Prep 20 mins
Cook 55 mins
From Cooking Light December 2006
- cooking spray
- 2 tablespoons flour
- 2 1⁄2 cups sugar
- 1 1⁄2 cups nonfat milk
- 3⁄4 cup egg substitute
- 1⁄2 cup extra virgin olive oil
- 2 tablespoons grated lemon rind
- 3 tablespoons fresh lemon juice
- 2 1⁄4 cups flour
- 1 teaspoon baking powder
- 1 teaspoon salt
- 1⁄2 teaspoon baking soda
- 1⁄4 cup orange marmalade
- 2 tablespoons powdered sugar
- Preheat oven to 350°.
- Coat a 12-cup Bundt pan with cooking spray; dust with 2 tablespoons flour.
- Combine granulated sugar, milk, egg substitute, oil, rind, and juice in a large bowl; stir with a whisk until well combined.

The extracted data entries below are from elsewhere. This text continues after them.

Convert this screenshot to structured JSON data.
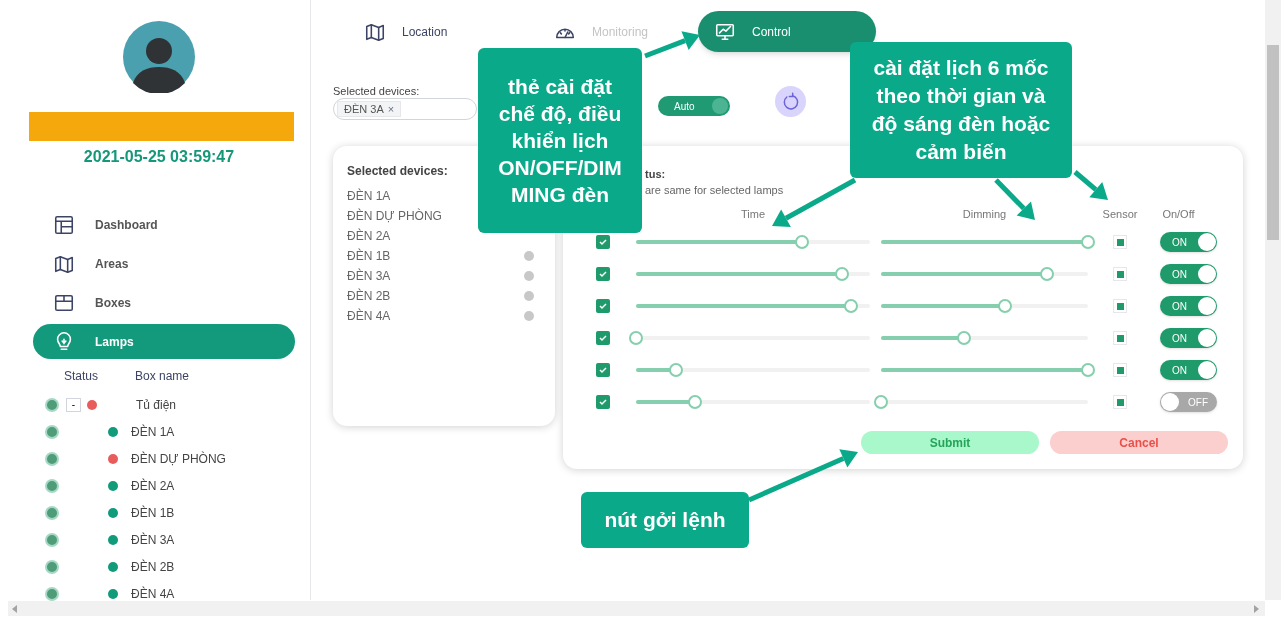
{
  "sidebar": {
    "date_time": "2021-05-25 03:59:47",
    "nav": [
      {
        "label": "Dashboard",
        "selected": false
      },
      {
        "label": "Areas",
        "selected": false
      },
      {
        "label": "Boxes",
        "selected": false
      },
      {
        "label": "Lamps",
        "selected": true
      }
    ],
    "tree": {
      "columns": [
        "Status",
        "Box name"
      ],
      "rows": [
        {
          "name": "Tủ điện",
          "selected": true,
          "toggle": "-",
          "expanded": true,
          "color": "#e85c5c",
          "children": [
            {
              "name": "ĐÈN 1A",
              "selected": true,
              "color": "#119b7a"
            },
            {
              "name": "ĐÈN DỰ PHÒNG",
              "selected": true,
              "color": "#e85c5c"
            },
            {
              "name": "ĐÈN 2A",
              "selected": true,
              "color": "#119b7a"
            },
            {
              "name": "ĐÈN 1B",
              "selected": true,
              "color": "#119b7a"
            },
            {
              "name": "ĐÈN 3A",
              "selected": true,
              "color": "#119b7a"
            },
            {
              "name": "ĐÈN 2B",
              "selected": true,
              "color": "#119b7a"
            },
            {
              "name": "ĐÈN 4A",
              "selected": true,
              "color": "#119b7a"
            }
          ]
        }
      ]
    }
  },
  "tabs": [
    {
      "label": "Location",
      "selected": false,
      "disabled": false
    },
    {
      "label": "Monitoring",
      "selected": false,
      "disabled": true
    },
    {
      "label": "Control",
      "selected": true,
      "disabled": false
    }
  ],
  "selected_devices_field": {
    "label": "Selected devices:",
    "chips": [
      {
        "label": "ĐÈN 3A",
        "remove": "×"
      }
    ]
  },
  "mode_toggle": {
    "label": "Auto",
    "on": true
  },
  "devices_card": {
    "title": "Selected devices:",
    "items": [
      {
        "name": "ĐÈN 1A",
        "dot": false
      },
      {
        "name": "ĐÈN DỰ PHÒNG",
        "dot": false
      },
      {
        "name": "ĐÈN 2A",
        "dot": false
      },
      {
        "name": "ĐÈN 1B",
        "dot": true
      },
      {
        "name": "ĐÈN 3A",
        "dot": true
      },
      {
        "name": "ĐÈN 2B",
        "dot": true
      },
      {
        "name": "ĐÈN 4A",
        "dot": true
      }
    ]
  },
  "schedule": {
    "status_label": "tus:",
    "note": "are same for selected lamps",
    "columns": [
      "Time",
      "Dimming",
      "Sensor",
      "On/Off"
    ],
    "rows": [
      {
        "checked": true,
        "time": {
          "level": 0.71
        },
        "dimming": {
          "level": 1
        },
        "sensor": true,
        "on": true,
        "switch_label": "ON"
      },
      {
        "checked": true,
        "time": {
          "level": 0.88
        },
        "dimming": {
          "level": 0.8
        },
        "sensor": true,
        "on": true,
        "switch_label": "ON"
      },
      {
        "checked": true,
        "time": {
          "level": 0.92
        },
        "dimming": {
          "level": 0.6
        },
        "sensor": true,
        "on": true,
        "switch_label": "ON"
      },
      {
        "checked": true,
        "time": {
          "level": 0
        },
        "dimming": {
          "level": 0.4
        },
        "sensor": true,
        "on": true,
        "switch_label": "ON"
      },
      {
        "checked": true,
        "time": {
          "level": 0.17
        },
        "dimming": {
          "level": 1
        },
        "sensor": true,
        "on": true,
        "switch_label": "ON"
      },
      {
        "checked": true,
        "time": {
          "level": 0.25
        },
        "dimming": {
          "level": 0
        },
        "sensor": true,
        "on": false,
        "switch_label": "OFF"
      }
    ]
  },
  "buttons": [
    {
      "label": "Submit",
      "kind": "submit"
    },
    {
      "label": "Cancel",
      "kind": "cancel"
    }
  ],
  "annotations": [
    {
      "text": "thẻ cài đặt chế độ, điều khiển lịch ON/OFF/DIMMING đèn"
    },
    {
      "text": "cài đặt lịch 6 mốc theo thời gian và độ sáng đèn hoặc cảm biến"
    },
    {
      "text": "nút gởi lệnh"
    }
  ]
}
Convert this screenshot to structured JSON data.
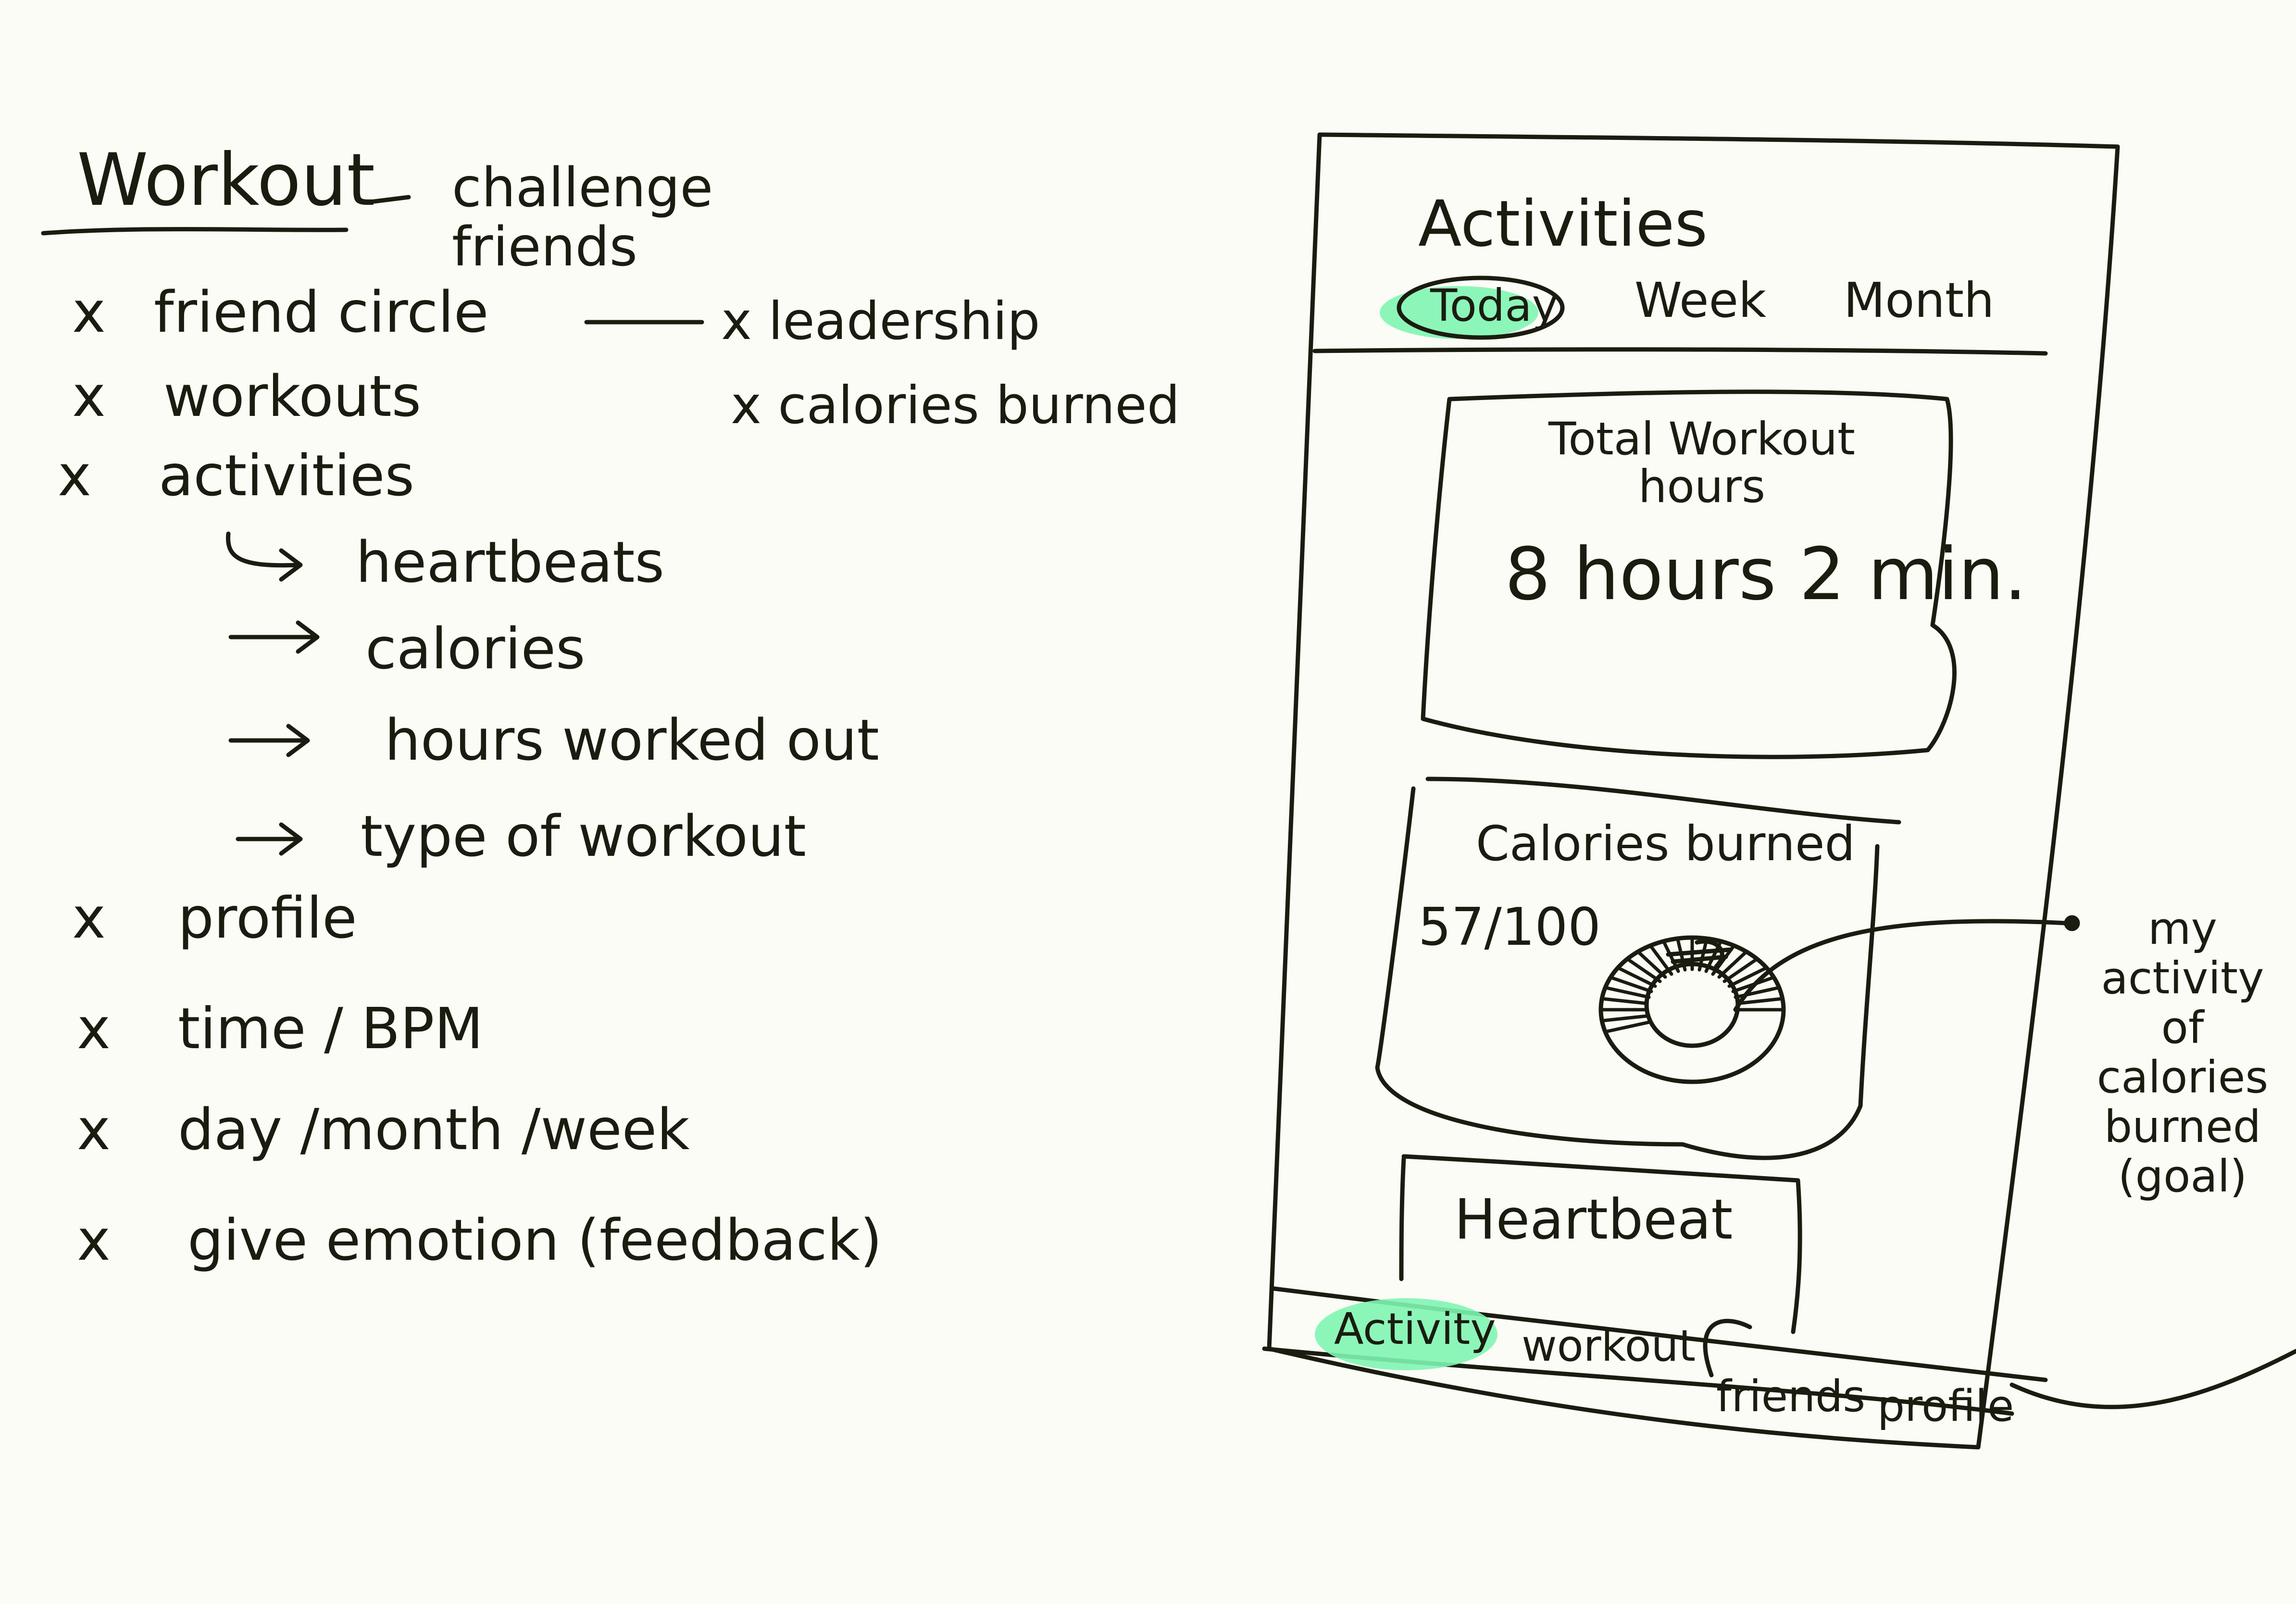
{
  "notes": {
    "title": "Workout",
    "title_aside": "challenge friends",
    "items": [
      {
        "mark": "x",
        "label": "friend circle"
      },
      {
        "mark": "x",
        "label": "workouts"
      },
      {
        "mark": "x",
        "label": "activities"
      },
      {
        "mark": "x",
        "label": "profile"
      },
      {
        "mark": "x",
        "label": "time / BPM"
      },
      {
        "mark": "x",
        "label": "day /month /week"
      },
      {
        "mark": "x",
        "label": "give emotion (feedback)"
      }
    ],
    "friend_circle_sub": [
      "x leadership",
      "x calories burned"
    ],
    "activities_sub": [
      "heartbeats",
      "calories",
      "hours worked out",
      "type of workout"
    ]
  },
  "phone": {
    "header_title": "Activities",
    "tabs": [
      "Today",
      "Week",
      "Month"
    ],
    "active_tab": "Today",
    "card_hours": {
      "title": "Total Workout hours",
      "value": "8 hours 2 min."
    },
    "card_calories": {
      "title": "Calories burned",
      "value": "57/100",
      "progress": 0.57
    },
    "card_heartbeat": {
      "title": "Heartbeat"
    },
    "bottom_nav": [
      "Activity",
      "workout",
      "friends",
      "profile"
    ],
    "active_nav": "Activity"
  },
  "annotation": "my activity of calories burned (goal)",
  "colors": {
    "ink": "#1b1c10",
    "paper": "#fbfcf5",
    "highlight": "#7ff5b3"
  }
}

- Combine 2 1/4 cups flour, baking powder, salt, and baking soda; stir well with a whisk.
- Add flour mixture to oil mixture, stirring with a whisk until smooth.
- Pour batter into prepared pan. Bake for 55 minutes or until golden brown and cake begins to pull away from sides of pan.
- Cool cake completely in pan on wire rack. Invert cake onto a plate.
- Place the orange marmalade in a microwave-safe bowl. Microwave at HIGH 1 minute. Stir and spoon hot marmalade evenly over cake. Cool completely.
- Sift powdered sugar over top of the cake.